Motorway traffic

"We need some light shone on what needs doing and on how far away we are from doing it." Paul Johnson writes for The Times on our net zero targets.

My 11-year term as a member of the UK’s Climate Change Committee came to an end about six months ago. In part that role was hugely gratifying. The government asked us to recommend what our greenhouse gas emission target should be. In 2019 we recommended net zero by 2050. That was our estimate of the “fair” contribution of the UK to a global effort to mitigate climate change, taking account of what is feasible, affordable and consistent with international agreements. Much later and much less is not enough. If countries like ours don’t do something like that then the planet is in big trouble. The government agreed, as did parliament with barely a voice raised in opposition, and the target was enshrined in legislation.

To provide a path to that outcome we also advised on “carbon budgets”, the appropriate emissions in each five-year period between now and 2050 to ensure that we are on a cost-effective path to that ultimate target. The government never demurred from those recommendations. It agreed to all the trajectories we recommended. Parliament has barely quibbled. What power! What impact!

We also assessed progress and made recommendations for action. So far, in the period since the Climate Change Committee was set up at the end of 2008, all the carbon budgets have been met, indeed exceeded. Let nobody claim that we have not made serious progress.

But, for all the consensus, real policy action and deliverable plans for sharp emission reductions over the next couple of decades have been rather thinner on the ground. Our reports became increasingly tetchy as the years passed. The fog of uncertainty over how we are actually expecting to decarbonise household heating, further massively increase zero-carbon electricity production and distribution, revolutionise agriculture and all the rest, has barely begun to clear.

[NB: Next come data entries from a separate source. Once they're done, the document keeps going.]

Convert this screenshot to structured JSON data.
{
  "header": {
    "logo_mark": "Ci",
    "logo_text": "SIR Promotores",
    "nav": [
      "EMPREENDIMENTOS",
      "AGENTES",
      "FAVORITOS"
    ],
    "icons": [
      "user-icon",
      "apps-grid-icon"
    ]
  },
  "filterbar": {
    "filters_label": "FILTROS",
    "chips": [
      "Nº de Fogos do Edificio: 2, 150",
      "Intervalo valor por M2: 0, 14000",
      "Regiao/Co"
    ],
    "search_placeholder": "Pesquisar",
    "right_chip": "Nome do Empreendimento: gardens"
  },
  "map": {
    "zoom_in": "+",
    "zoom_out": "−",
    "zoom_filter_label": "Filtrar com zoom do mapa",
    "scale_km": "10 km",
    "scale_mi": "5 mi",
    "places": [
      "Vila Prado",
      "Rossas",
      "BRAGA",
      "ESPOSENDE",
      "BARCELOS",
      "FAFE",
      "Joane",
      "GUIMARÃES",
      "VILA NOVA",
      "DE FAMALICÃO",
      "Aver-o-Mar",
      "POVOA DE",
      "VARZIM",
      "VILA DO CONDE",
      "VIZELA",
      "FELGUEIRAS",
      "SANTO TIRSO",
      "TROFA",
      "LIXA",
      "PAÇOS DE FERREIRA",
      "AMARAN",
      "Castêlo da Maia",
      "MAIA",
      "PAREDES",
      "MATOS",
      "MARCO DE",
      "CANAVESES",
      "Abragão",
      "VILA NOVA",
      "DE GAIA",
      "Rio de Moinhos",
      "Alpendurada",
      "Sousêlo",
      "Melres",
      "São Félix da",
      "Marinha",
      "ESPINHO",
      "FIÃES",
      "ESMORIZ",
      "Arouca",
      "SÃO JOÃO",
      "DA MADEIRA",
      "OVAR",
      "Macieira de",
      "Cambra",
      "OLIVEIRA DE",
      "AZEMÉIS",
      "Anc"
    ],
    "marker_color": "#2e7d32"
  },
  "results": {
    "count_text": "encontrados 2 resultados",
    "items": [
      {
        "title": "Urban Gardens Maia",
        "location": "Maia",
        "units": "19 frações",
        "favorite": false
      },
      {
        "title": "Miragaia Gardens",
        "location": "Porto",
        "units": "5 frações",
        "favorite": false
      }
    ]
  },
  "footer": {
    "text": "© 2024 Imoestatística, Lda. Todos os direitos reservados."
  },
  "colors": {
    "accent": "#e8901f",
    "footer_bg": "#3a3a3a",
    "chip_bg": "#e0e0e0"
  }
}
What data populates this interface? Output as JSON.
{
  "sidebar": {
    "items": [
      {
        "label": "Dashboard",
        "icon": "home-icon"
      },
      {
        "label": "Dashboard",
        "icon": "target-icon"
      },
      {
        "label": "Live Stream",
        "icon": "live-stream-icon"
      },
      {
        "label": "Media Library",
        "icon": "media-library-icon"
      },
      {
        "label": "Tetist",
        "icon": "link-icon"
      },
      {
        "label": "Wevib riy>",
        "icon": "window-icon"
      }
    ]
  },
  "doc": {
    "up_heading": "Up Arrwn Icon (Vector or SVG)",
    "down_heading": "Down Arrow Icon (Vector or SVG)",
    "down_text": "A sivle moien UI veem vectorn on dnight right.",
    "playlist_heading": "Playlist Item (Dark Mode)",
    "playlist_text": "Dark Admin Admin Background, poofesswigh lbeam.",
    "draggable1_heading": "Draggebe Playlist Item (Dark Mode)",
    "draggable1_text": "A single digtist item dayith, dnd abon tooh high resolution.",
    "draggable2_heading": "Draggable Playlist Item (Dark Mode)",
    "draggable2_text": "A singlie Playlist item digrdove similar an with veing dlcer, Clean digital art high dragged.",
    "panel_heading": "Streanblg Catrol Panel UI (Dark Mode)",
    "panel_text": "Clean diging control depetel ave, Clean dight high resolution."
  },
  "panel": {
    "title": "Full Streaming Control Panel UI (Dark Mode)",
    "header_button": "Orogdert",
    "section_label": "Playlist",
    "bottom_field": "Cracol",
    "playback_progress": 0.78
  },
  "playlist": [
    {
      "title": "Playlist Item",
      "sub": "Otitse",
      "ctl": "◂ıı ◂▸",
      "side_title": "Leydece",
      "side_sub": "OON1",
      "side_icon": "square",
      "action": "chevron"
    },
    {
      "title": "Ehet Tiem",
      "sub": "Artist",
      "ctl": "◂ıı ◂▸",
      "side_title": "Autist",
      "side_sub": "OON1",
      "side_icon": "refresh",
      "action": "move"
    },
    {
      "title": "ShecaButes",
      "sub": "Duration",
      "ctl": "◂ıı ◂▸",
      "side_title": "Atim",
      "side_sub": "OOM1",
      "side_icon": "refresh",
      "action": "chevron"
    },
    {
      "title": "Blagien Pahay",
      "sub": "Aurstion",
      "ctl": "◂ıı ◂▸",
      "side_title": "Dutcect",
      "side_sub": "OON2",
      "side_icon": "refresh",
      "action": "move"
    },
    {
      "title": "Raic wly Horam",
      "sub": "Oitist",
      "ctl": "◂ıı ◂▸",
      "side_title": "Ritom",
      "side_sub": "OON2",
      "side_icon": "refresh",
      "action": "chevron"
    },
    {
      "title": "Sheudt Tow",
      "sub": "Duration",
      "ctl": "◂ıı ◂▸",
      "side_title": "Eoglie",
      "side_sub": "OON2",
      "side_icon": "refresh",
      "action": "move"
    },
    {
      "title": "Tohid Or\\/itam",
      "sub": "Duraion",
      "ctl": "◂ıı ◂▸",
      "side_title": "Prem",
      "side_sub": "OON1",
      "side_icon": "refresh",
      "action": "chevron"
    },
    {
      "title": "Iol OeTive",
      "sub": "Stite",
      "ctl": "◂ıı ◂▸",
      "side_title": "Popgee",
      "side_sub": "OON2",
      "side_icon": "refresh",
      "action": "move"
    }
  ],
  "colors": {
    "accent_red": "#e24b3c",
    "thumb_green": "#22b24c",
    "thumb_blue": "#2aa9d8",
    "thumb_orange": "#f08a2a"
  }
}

The easy consensus, the lack of serious parliamentary scrutiny has been damaging; as, actually, have those who have argued that we can stop emissions almost immediately. We, literally, cannot.

They’ve been damaging because they have hidden the scale of what needs to be done. To get to net zero by 2050 will require investment not in the billions but in the trillions and nothing short of an economic and technological revolution which will affect us all. That won’t happen by pretending it’s just business as usual.

So, paradoxically perhaps, I almost welcomed the prime minister’s intervention last week. Not because I agree with him, not because I am naive as to some of the political calculation that probably lay behind it, and certainly not because he was tackling anything like the most important issues. Rather, because the apparent consensus really does need prodding. We need some light shone on what needs doing and on how far away we are from doing it.

On the specifics, putting back the date at which all new cars need to be electric by five years to 2035 while, it seems, still insisting that 80 per cent are electric by 2030, will probably make little difference. Weakening the plan to phase out the installation of new gas boilers by 2035 — though still with an 80 per cent phase-out — was a recognition of reality. The reality, that is, of a continuing failure to come up with a credible plan for how that is to be achieved. I’d like a credible strategy to get to 100 per cent by 2035. I’d prefer a proper plan to get to 80 per cent over a 100 per cent target and no strategy. My worry is that we now have neither a 100 per cent target nor a real plan.

The specifics are small beer. They don’t change the overall problem: targets without strategies and without coherent policies. They also don’t change three other big realities.

First, it will be costly. Not costly relative to doing nothing in the face of climate change. That would be catastrophic. But costly compared with a world in which climate change were not a problem. We are dealing with a global existential threat which requires us completely to change how we produce and consume energy. We would not be doing that, or would be doing it much more slowly, in the absence of that threat. Obviously, we will need to invest vast amounts of money in things which, absent of climate change, we would not have needed to invest in. That makes us worse off. To suggest the reverse is somehow to suggest that climate change is a boon. That’s self-evidently ridiculous.

Second, those costs will not be evenly distributed and will be minimised only if we pursue policies effectively, efficiently and consistently. We are a long way from doing so. Rishi Sunak is right that policies that are seen as inequitable and hit those on low incomes are unlikely to maintain public support. Unfortunately, his intervention looks like the latest in a long line of inconsistent policy pronouncements, decreasing the chances that we will make progress at the lowest possible cost.

Third, in truth we are not even focusing on the right thing. The targets, and hence almost all of the measurement, policy action and debate, are about emissions produced in the UK. Our impact on the planet depends on what we consume, not on what we produce. Sunak, rightly, pointed out that we have done more than other countries over the past 30 years by reducing the emissions we produce by almost a half. We have reduced them on a consumption measure by nearer a quarter. Much less impressive.

Getting serious about tackling climate change will require the kind of careful, long-term, honest planning, decision-making and delivery that has not exactly been the hallmark of British governments in recent years. Last week’s announcements look depressingly like the antithesis of what is needed, but just might be the start of something better.